There was a lovely moment where Ure, having taken us through a variety of hits, announced that he would be playing a song he’d practiced often “as a spotty Glaswegian teenager” on the guitar. He and the band then proceeded to groove into a cover of Peter Green’s ‘The Supernatural’ that was almost primal in its energy – riffery that seemed to ascend from the centre of the earth, time out of memory, the tune one you realise has always been thumping in the back of your head your whole life. Not only was it note-perfect – you wouldn’t expect anything less – it also made Ure’s songs feel like part of a musical legacy, a wider context.

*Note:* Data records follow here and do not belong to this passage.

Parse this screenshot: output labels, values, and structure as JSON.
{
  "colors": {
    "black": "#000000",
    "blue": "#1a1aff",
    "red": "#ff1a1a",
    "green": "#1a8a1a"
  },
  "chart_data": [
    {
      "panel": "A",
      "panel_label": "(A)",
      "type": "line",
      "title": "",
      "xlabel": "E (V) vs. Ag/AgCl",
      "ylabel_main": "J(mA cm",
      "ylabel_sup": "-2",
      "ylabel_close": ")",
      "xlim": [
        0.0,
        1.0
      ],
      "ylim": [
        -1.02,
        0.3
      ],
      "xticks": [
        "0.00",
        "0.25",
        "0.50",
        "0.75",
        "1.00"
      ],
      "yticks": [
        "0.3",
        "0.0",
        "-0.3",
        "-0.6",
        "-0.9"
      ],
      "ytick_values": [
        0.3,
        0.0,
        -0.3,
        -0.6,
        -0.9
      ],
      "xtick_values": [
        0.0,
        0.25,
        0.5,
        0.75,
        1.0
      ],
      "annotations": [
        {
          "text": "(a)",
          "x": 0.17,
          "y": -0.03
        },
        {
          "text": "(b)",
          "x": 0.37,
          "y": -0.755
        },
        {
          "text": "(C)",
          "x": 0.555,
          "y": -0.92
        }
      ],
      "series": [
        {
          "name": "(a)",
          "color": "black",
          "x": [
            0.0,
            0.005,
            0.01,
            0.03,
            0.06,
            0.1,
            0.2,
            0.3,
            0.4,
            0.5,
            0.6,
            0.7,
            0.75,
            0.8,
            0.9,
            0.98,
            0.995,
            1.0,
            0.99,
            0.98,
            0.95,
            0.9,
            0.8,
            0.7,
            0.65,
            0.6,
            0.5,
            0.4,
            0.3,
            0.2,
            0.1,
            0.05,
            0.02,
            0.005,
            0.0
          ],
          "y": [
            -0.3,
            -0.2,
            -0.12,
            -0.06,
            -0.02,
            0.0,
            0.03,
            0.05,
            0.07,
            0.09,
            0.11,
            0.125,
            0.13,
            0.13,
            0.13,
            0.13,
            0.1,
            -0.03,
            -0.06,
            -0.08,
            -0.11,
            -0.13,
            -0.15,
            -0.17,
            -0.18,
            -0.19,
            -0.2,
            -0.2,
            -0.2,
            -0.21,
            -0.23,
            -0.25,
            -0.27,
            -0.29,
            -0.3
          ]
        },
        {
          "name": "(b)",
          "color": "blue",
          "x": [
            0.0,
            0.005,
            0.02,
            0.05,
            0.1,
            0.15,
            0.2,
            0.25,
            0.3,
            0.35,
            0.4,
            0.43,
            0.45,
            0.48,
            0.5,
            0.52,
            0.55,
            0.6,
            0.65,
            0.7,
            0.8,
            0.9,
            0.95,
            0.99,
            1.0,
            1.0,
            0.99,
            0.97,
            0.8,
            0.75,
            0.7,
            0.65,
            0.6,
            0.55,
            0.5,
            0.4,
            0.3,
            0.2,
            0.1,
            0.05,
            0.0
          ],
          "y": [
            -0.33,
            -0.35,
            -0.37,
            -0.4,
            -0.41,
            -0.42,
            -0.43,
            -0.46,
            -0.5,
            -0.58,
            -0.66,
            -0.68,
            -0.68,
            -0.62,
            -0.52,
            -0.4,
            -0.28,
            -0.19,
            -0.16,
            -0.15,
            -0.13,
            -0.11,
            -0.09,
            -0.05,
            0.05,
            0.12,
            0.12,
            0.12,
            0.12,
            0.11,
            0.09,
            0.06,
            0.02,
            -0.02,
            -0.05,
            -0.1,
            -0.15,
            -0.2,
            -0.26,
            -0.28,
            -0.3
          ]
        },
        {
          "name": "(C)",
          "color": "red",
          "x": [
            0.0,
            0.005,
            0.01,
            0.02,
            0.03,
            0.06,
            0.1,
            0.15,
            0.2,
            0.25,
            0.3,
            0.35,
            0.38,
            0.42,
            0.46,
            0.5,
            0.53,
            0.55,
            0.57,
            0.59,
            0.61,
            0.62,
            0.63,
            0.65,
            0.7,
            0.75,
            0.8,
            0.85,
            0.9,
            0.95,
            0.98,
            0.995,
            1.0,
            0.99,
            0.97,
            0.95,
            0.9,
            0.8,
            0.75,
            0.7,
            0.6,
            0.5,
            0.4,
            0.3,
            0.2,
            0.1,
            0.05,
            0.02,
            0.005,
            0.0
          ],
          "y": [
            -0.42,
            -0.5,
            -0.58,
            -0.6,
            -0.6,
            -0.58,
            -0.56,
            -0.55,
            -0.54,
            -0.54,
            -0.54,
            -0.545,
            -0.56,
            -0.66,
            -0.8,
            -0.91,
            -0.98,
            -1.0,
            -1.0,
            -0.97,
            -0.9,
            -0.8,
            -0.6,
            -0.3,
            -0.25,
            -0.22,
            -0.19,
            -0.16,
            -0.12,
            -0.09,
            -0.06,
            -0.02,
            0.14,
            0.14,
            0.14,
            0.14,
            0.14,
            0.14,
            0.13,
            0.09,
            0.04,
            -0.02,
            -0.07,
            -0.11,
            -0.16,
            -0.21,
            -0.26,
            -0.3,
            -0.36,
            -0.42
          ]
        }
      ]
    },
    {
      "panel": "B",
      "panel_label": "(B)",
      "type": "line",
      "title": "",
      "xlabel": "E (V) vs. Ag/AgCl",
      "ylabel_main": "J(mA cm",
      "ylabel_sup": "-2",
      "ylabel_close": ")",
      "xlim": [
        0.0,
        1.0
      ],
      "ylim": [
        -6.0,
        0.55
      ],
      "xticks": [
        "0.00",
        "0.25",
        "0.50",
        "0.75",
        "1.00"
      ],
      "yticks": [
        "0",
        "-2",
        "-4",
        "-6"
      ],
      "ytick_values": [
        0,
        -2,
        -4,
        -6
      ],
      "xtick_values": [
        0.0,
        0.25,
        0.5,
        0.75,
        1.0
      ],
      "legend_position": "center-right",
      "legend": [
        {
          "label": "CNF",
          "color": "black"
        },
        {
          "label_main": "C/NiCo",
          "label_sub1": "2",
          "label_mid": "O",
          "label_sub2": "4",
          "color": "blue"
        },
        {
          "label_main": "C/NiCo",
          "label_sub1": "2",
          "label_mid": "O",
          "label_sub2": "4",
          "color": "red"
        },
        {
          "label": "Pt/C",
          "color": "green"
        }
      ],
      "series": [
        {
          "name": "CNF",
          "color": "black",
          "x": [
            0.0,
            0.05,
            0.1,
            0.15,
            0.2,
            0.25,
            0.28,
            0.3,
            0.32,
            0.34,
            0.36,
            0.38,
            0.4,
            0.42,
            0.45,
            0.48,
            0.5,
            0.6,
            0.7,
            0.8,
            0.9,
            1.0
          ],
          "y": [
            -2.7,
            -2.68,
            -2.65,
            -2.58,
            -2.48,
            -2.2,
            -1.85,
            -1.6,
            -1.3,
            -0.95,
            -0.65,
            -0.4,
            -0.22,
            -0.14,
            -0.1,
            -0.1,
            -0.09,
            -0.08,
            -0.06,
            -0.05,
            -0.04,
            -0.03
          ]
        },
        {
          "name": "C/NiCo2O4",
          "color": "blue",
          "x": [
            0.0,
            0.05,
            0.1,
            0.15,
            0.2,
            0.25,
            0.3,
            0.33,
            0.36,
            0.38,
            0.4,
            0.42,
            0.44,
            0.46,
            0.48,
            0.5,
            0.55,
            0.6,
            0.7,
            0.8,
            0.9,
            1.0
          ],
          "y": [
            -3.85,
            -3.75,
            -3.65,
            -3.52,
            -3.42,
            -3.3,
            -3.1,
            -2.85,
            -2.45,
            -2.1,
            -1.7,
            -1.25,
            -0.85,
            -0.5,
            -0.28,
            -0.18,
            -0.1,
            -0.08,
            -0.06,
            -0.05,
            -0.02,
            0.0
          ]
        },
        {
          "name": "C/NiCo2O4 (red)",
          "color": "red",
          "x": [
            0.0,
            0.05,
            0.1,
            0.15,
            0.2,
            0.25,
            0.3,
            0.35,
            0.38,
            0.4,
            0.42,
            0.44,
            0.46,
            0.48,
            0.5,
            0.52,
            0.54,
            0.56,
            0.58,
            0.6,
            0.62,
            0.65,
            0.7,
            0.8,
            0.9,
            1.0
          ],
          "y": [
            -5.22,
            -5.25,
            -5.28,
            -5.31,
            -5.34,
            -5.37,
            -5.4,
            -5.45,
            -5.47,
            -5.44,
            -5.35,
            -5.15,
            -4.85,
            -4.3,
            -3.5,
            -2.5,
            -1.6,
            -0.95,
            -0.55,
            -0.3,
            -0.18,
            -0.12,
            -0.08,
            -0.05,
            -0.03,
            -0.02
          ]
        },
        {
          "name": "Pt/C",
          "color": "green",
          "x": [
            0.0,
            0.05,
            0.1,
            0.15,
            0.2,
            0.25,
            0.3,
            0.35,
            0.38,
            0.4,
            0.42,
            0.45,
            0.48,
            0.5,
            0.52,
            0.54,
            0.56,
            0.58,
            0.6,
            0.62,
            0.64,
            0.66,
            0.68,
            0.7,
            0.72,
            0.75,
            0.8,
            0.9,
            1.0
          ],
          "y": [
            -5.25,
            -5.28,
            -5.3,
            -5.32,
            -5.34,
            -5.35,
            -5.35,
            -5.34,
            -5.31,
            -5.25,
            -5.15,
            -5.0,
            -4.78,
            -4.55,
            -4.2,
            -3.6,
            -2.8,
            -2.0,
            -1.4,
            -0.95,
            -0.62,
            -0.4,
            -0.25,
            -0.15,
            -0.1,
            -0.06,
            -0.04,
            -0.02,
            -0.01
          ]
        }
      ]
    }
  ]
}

The acoustic guitar came out for ‘The Maker’, with Ure exchanging dark humour with the audience that it would be a miserable song as we are “tap dancing towards the end of the planet”. We sat in the “black, evil cloud” of the lyrics – fitting around any number of current horrors in the world like a Savile Row suit – a solemn moment of reflection on a dying world.
After a couple more quiet numbers, Ure hit the audience with the double whammy of ‘Vienna’ (“the one all the other halves here tonight have been waiting to hear,” he said cheekily and truthfully), followed by ‘Fade to Grey’, the Visage classic that had the audience up on its feet where they stayed for the rest of the evening. From there it was bumper-to-bumper anthems – ‘Love’s Great Adventure’, ‘Hymn’ (“Where’s my Welsh choir?” the songwriter calls to the crowd singing along with the power and the glory), and a surprising ‘The Boys are Back in Town’ in tribute to Ure’s time as part of Thin Lizzy. ‘One Small Day’ and ‘Dancing with Tears in My Eyes’ followed to close the set, or rather bring it to its false close before the encore. “You know how this works…I pretend to leave, then come back on.” The set-up for the encore was an interesting condensation of the evening – for Ultravox’s ‘The Voice’, Ure and the three members of his band lined up alongside one another playing synths and drums, a line-up rather than a group spread across different levels of stage, a lovely acknowledgment that music is a joy to collaborate on and find common ground in.
I would strongly recommend seeing Midge Ure on this tour, or indeed the next – his passion for pop music, particularly pop music with a message, is a wonder to behold, and you will feel the spirit move through you. Majestic.